勢いに任せて家を出たところまでは良かったが、行くあてはもちろんない。 
どうしよう。近くにカプセルホテルかネットカフェはないだろうか? 
スマートフォンを取り出し、近場を検索する。安いカプセルホテルが見付かった。
ここにするか。
決定しかけるも、ある懸念が脳裏をよぎる。
この時間帯に高校生一人は明らかにおかしい。一発で家出少年だとバレてしまうのではないか。血まみれの相乗効果で、不良少年だと思われてしまうかもしれない。とにかく、警察のお世話になるのだけは御免だ。ネットで検索すれば通報されるのかどうか分かるかもしれない。再びスマートフォンに助けを求める。
「高校生 カプセルホテル」までキーボードを押したところで、画面が暗くなった。言うまでもなく充電切れだ。 
役に立たないスマートフォンめ。苦笑を通り越して失笑ものだ。 
さて、どうしようか。ふと、帰り際に通りかかった商店街を思い出した。板垣のことも。行ったところでどうにもならないことは分かっていたが、それでも足は商店街の方に向かっていた。
客がいるかはともかく、スナックは元気に営業中だった。まあ妥当だ。とはいえ、夜の方が栄える商店街も如何なものかと思う。
地縛霊みたいにさ迷っていると、ある場所が目に止まった。白い街灯。それとは対照的に、薄暗い路地裏。板垣が謎の男と消えていった場所だ。

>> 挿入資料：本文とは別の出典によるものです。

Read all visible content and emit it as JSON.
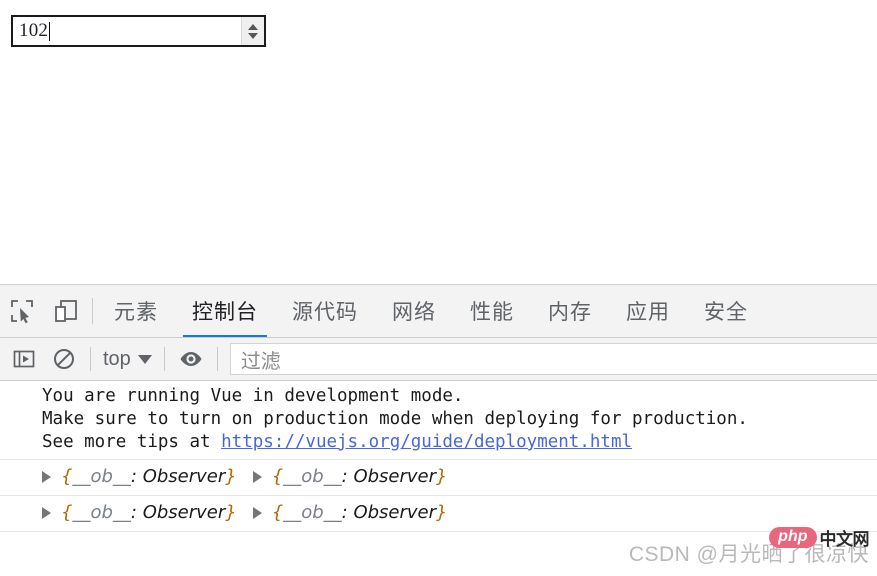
{
  "page": {
    "number_input": {
      "value": "102",
      "spinner_up_icon": "triangle-up-icon",
      "spinner_down_icon": "triangle-down-icon"
    }
  },
  "devtools": {
    "toolbar_icons": [
      {
        "name": "inspect-element-icon",
        "label": "检查元素"
      },
      {
        "name": "device-toolbar-icon",
        "label": "设备工具栏"
      }
    ],
    "tabs": [
      {
        "label": "元素",
        "active": false
      },
      {
        "label": "控制台",
        "active": true
      },
      {
        "label": "源代码",
        "active": false
      },
      {
        "label": "网络",
        "active": false
      },
      {
        "label": "性能",
        "active": false
      },
      {
        "label": "内存",
        "active": false
      },
      {
        "label": "应用",
        "active": false
      },
      {
        "label": "安全",
        "active": false
      }
    ],
    "active_tab_underline_color": "#1a73e8",
    "console_toolbar": {
      "sidebar_toggle_icon": "console-sidebar-icon",
      "clear_console_icon": "clear-console-icon",
      "context": "top",
      "context_caret_icon": "chevron-down-icon",
      "eye_icon": "eye-icon",
      "filter_placeholder": "过滤"
    },
    "console_messages": [
      {
        "type": "text",
        "lines": [
          "You are running Vue in development mode.",
          "Make sure to turn on production mode when deploying for production.",
          "See more tips at "
        ],
        "link": "https://vuejs.org/guide/deployment.html"
      },
      {
        "type": "objects",
        "items": [
          {
            "brace_open": "{",
            "key": "__ob__",
            "colon": ": ",
            "ctor": "Observer",
            "brace_close": "}",
            "expand_icon": "disclosure-triangle-icon"
          },
          {
            "brace_open": "{",
            "key": "__ob__",
            "colon": ": ",
            "ctor": "Observer",
            "brace_close": "}",
            "expand_icon": "disclosure-triangle-icon"
          }
        ]
      },
      {
        "type": "objects",
        "items": [
          {
            "brace_open": "{",
            "key": "__ob__",
            "colon": ": ",
            "ctor": "Observer",
            "brace_close": "}",
            "expand_icon": "disclosure-triangle-icon"
          },
          {
            "brace_open": "{",
            "key": "__ob__",
            "colon": ": ",
            "ctor": "Observer",
            "brace_close": "}",
            "expand_icon": "disclosure-triangle-icon"
          }
        ]
      }
    ]
  },
  "watermark": {
    "text": "CSDN @月光晒了很凉快",
    "logo_php": "php",
    "logo_cn": "中文网"
  }
}
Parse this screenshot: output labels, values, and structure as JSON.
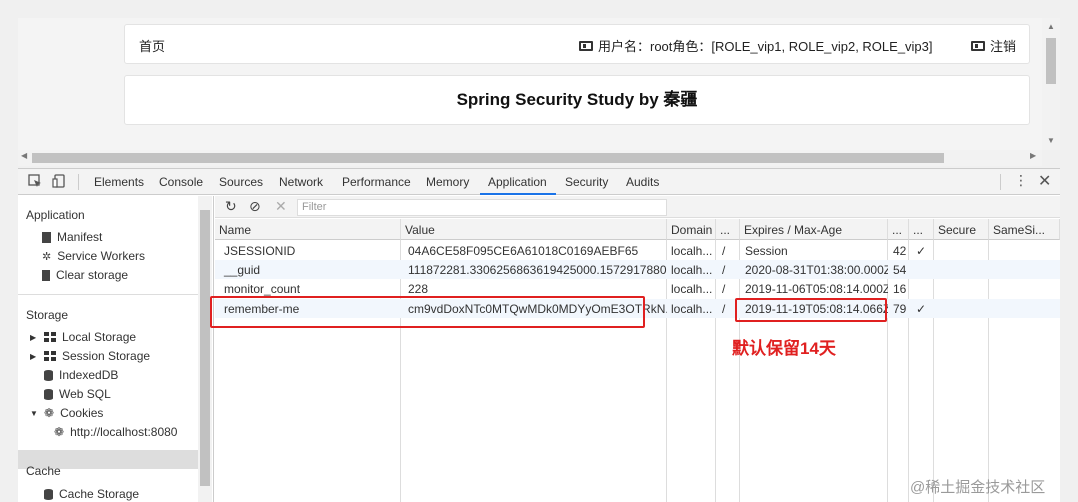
{
  "page": {
    "home_label": "首页",
    "user_info": "用户名：root角色：[ROLE_vip1, ROLE_vip2, ROLE_vip3]",
    "logout_label": "注销",
    "heading": "Spring Security Study by 秦疆"
  },
  "devtools": {
    "tabs": [
      "Elements",
      "Console",
      "Sources",
      "Network",
      "Performance",
      "Memory",
      "Application",
      "Security",
      "Audits"
    ],
    "active_tab": "Application",
    "sidebar": {
      "application_header": "Application",
      "application_items": [
        "Manifest",
        "Service Workers",
        "Clear storage"
      ],
      "storage_header": "Storage",
      "storage_items": [
        "Local Storage",
        "Session Storage",
        "IndexedDB",
        "Web SQL",
        "Cookies",
        "http://localhost:8080"
      ],
      "cache_header": "Cache",
      "cache_items": [
        "Cache Storage"
      ]
    },
    "filter_placeholder": "Filter",
    "columns": [
      "Name",
      "Value",
      "Domain",
      "...",
      "Expires / Max-Age",
      "...",
      "...",
      "Secure",
      "SameSi..."
    ],
    "cookies": [
      {
        "name": "JSESSIONID",
        "value": "04A6CE58F095CE6A61018C0169AEBF65",
        "domain": "localh...",
        "path": "/",
        "expires": "Session",
        "size": "42",
        "httponly": "✓"
      },
      {
        "name": "__guid",
        "value": "111872281.3306256863619425000.1572917880...",
        "domain": "localh...",
        "path": "/",
        "expires": "2020-08-31T01:38:00.000Z",
        "size": "54",
        "httponly": ""
      },
      {
        "name": "monitor_count",
        "value": "228",
        "domain": "localh...",
        "path": "/",
        "expires": "2019-11-06T05:08:14.000Z",
        "size": "16",
        "httponly": ""
      },
      {
        "name": "remember-me",
        "value": "cm9vdDoxNTc0MTQwMDk0MDYyOmE3OTRkN...",
        "domain": "localh...",
        "path": "/",
        "expires": "2019-11-19T05:08:14.066Z",
        "size": "79",
        "httponly": "✓"
      }
    ]
  },
  "annotation": "默认保留14天",
  "watermark": "@稀土掘金技术社区",
  "colors": {
    "highlight_red": "#e02020",
    "accent_blue": "#1a73e8"
  }
}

こんな所、危ないに決まっている。板垣だってもういないはずだ。
分かってはいたが、自分の好奇心に抗うことができなかった。
白い街灯の脇を通り、路地裏に入る。いくつか店もあるが、いずれも大分前に閉店したようだ。錆びたシャッターには、幼稚なタギングが殴り書きされている。商店街の闇を垣間見るようで、胸がむかむかする。引き返そうとも思ったが、先に進むことにした。
行き着いたのはなんてことはない、ただの行き止まりだった。街灯はなく、ひたすら暗闇が広がっている。
ここにいても時間の無駄だ。もういい。カプセルホテルにでも行こう。
引き返そうとした時だった。 
カツン、と小石を蹴るような音がした。続いて、なにかが暴れるような音。
空気が引き締まった気がした。危険を顧みるな。今起きている何かを放置してはいけない。直感が告げていた。